One of these brave young people is Josue Tuyub, a registered nurse working in the intensive care unit (ICU) at Del Sol Medical Center in El Paso. Josue has been practicing for more than a year, and is currently studying to complete his B.S.N. Josue came to the U.S. at just 15 years old. When I spoke with him recently, he said that DACA has allowed him to be able to work as a nurse - and he can’t see himself doing anything else. I am grateful for every single one of our health care workers, and recognize that we are incredibly lucky to have Josue and other DACA recipient health care workers like him working tirelessly in these critical roles, helping others at great personal risk. What a terrible loss to us all if Josue and the 30,000 other DACA recipients working in health care roles couldn’t continue to do so - and how outrageous that Josue and his DACA recipient colleagues should have to live in fear of losing their jobs and being deported in the middle of this terrible crisis. This would be harmful to DACA recipients and all those that rely on them, such as the patients they serve and the families they’ve started in the U.S.

The unspeakably cruel, anti-family agenda of deporting DACA recipients would be bad enough at any moment, but in the midst of this pandemic - while El Paso, Texas, and our entire country, is furiously combatting the COVID-19 health crisis - the thought of the Trump administration deporting the young immigrant essential workers is devastating, and makes absolutely no logical sense. Surely, no serious person could advocate for pushing 30,000 doctors, nurses, respiratory therapists, and home health aides out of our country at the very moment when we need them most - and when a DACA recipient could happen to be the person caring for any one of our loved ones when they need it. They could also be the cashier at your local grocery store, educator to your children, sanitation worker stemming the spread, or so many more critical roles.
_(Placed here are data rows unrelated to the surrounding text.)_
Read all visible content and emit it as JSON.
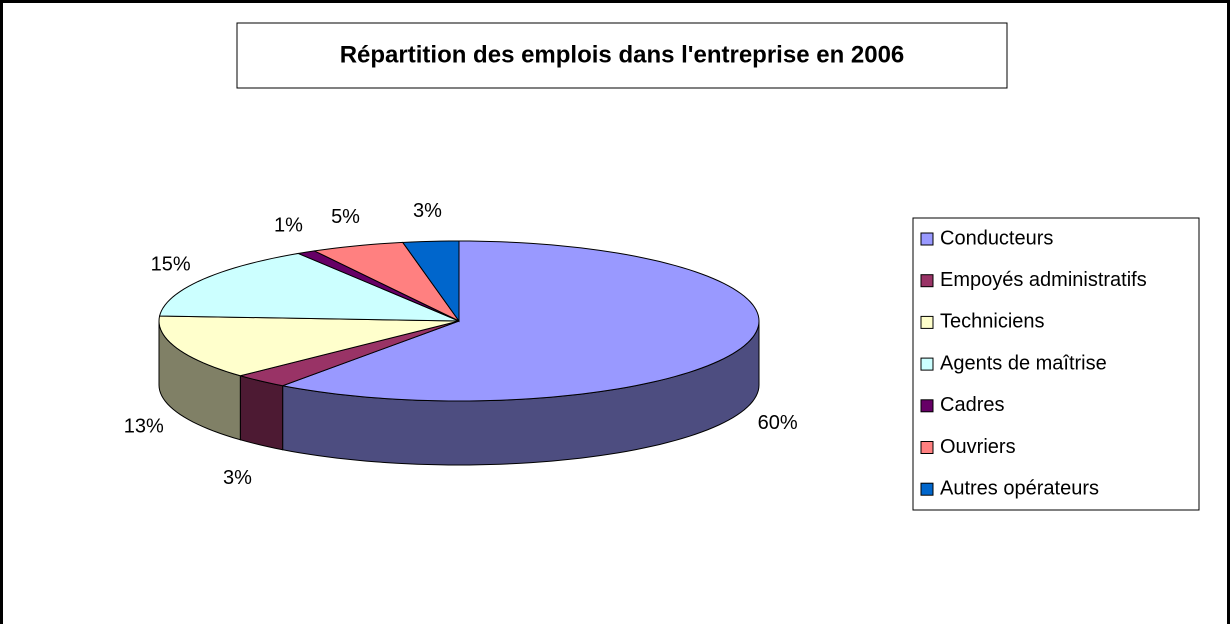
{
  "chart_data": {
    "type": "pie",
    "title": "Répartition des emplois dans l'entreprise en 2006",
    "categories": [
      "Conducteurs",
      "Empoyés administratifs",
      "Techniciens",
      "Agents de maîtrise",
      "Cadres",
      "Ouvriers",
      "Autres opérateurs"
    ],
    "values": [
      60,
      3,
      13,
      15,
      1,
      5,
      3
    ],
    "value_labels": [
      "60%",
      "3%",
      "13%",
      "15%",
      "1%",
      "5%",
      "3%"
    ],
    "colors": [
      "#9999ff",
      "#993366",
      "#ffffcc",
      "#ccffff",
      "#660066",
      "#ff8080",
      "#0066cc"
    ],
    "legend": "right",
    "three_d": true
  }
}
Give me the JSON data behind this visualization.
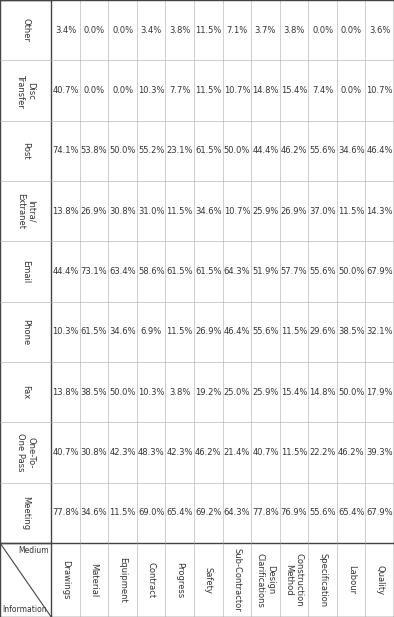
{
  "col_headers": [
    "Meeting",
    "One-To-\nOne Pass",
    "Fax",
    "Phone",
    "Email",
    "Intra/\nExtranet",
    "Post",
    "Disc\nTransfer",
    "Other"
  ],
  "row_headers": [
    "Drawings",
    "Material",
    "Equipment",
    "Contract",
    "Progress",
    "Safety",
    "Sub-Contractor",
    "Design\nClarifications",
    "Construction\nMethod",
    "Specification",
    "Labour",
    "Quality"
  ],
  "data": [
    [
      "77.8%",
      "40.7%",
      "13.8%",
      "10.3%",
      "44.4%",
      "13.8%",
      "74.1%",
      "40.7%",
      "3.4%"
    ],
    [
      "34.6%",
      "30.8%",
      "38.5%",
      "61.5%",
      "73.1%",
      "26.9%",
      "53.8%",
      "0.0%",
      "0.0%"
    ],
    [
      "11.5%",
      "42.3%",
      "50.0%",
      "34.6%",
      "63.4%",
      "30.8%",
      "50.0%",
      "0.0%",
      "0.0%"
    ],
    [
      "69.0%",
      "48.3%",
      "10.3%",
      "6.9%",
      "58.6%",
      "31.0%",
      "55.2%",
      "10.3%",
      "3.4%"
    ],
    [
      "65.4%",
      "42.3%",
      "3.8%",
      "11.5%",
      "61.5%",
      "11.5%",
      "23.1%",
      "7.7%",
      "3.8%"
    ],
    [
      "69.2%",
      "46.2%",
      "19.2%",
      "26.9%",
      "61.5%",
      "34.6%",
      "61.5%",
      "11.5%",
      "11.5%"
    ],
    [
      "64.3%",
      "21.4%",
      "25.0%",
      "46.4%",
      "64.3%",
      "10.7%",
      "50.0%",
      "10.7%",
      "7.1%"
    ],
    [
      "77.8%",
      "40.7%",
      "25.9%",
      "55.6%",
      "51.9%",
      "25.9%",
      "44.4%",
      "14.8%",
      "3.7%"
    ],
    [
      "76.9%",
      "11.5%",
      "15.4%",
      "11.5%",
      "57.7%",
      "26.9%",
      "46.2%",
      "15.4%",
      "3.8%"
    ],
    [
      "55.6%",
      "22.2%",
      "14.8%",
      "29.6%",
      "55.6%",
      "37.0%",
      "55.6%",
      "7.4%",
      "0.0%"
    ],
    [
      "65.4%",
      "46.2%",
      "50.0%",
      "38.5%",
      "50.0%",
      "11.5%",
      "34.6%",
      "0.0%",
      "0.0%"
    ],
    [
      "67.9%",
      "39.3%",
      "17.9%",
      "32.1%",
      "67.9%",
      "14.3%",
      "46.4%",
      "10.7%",
      "3.6%"
    ]
  ],
  "line_color": "#aaaaaa",
  "border_color": "#444444",
  "text_color": "#333333",
  "data_fontsize": 6.0,
  "header_fontsize": 6.0,
  "diag_label_fontsize": 5.5
}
The Supreme Court must remove the burden of uncertainty hanging over Josue and hundreds of thousands of other young people like him, and my colleagues in the Senate must pass the Dream and Promise Act to ensure that he and other DACA recipients contributing to our communities every day can continue living their lives here. The COVID-19 crisis has shown our country how truly connected we are to each other are - the only way forward is supporting DACA recipients who are supporting all of us - anything else would be immoral, impractical and a detriment to our nation.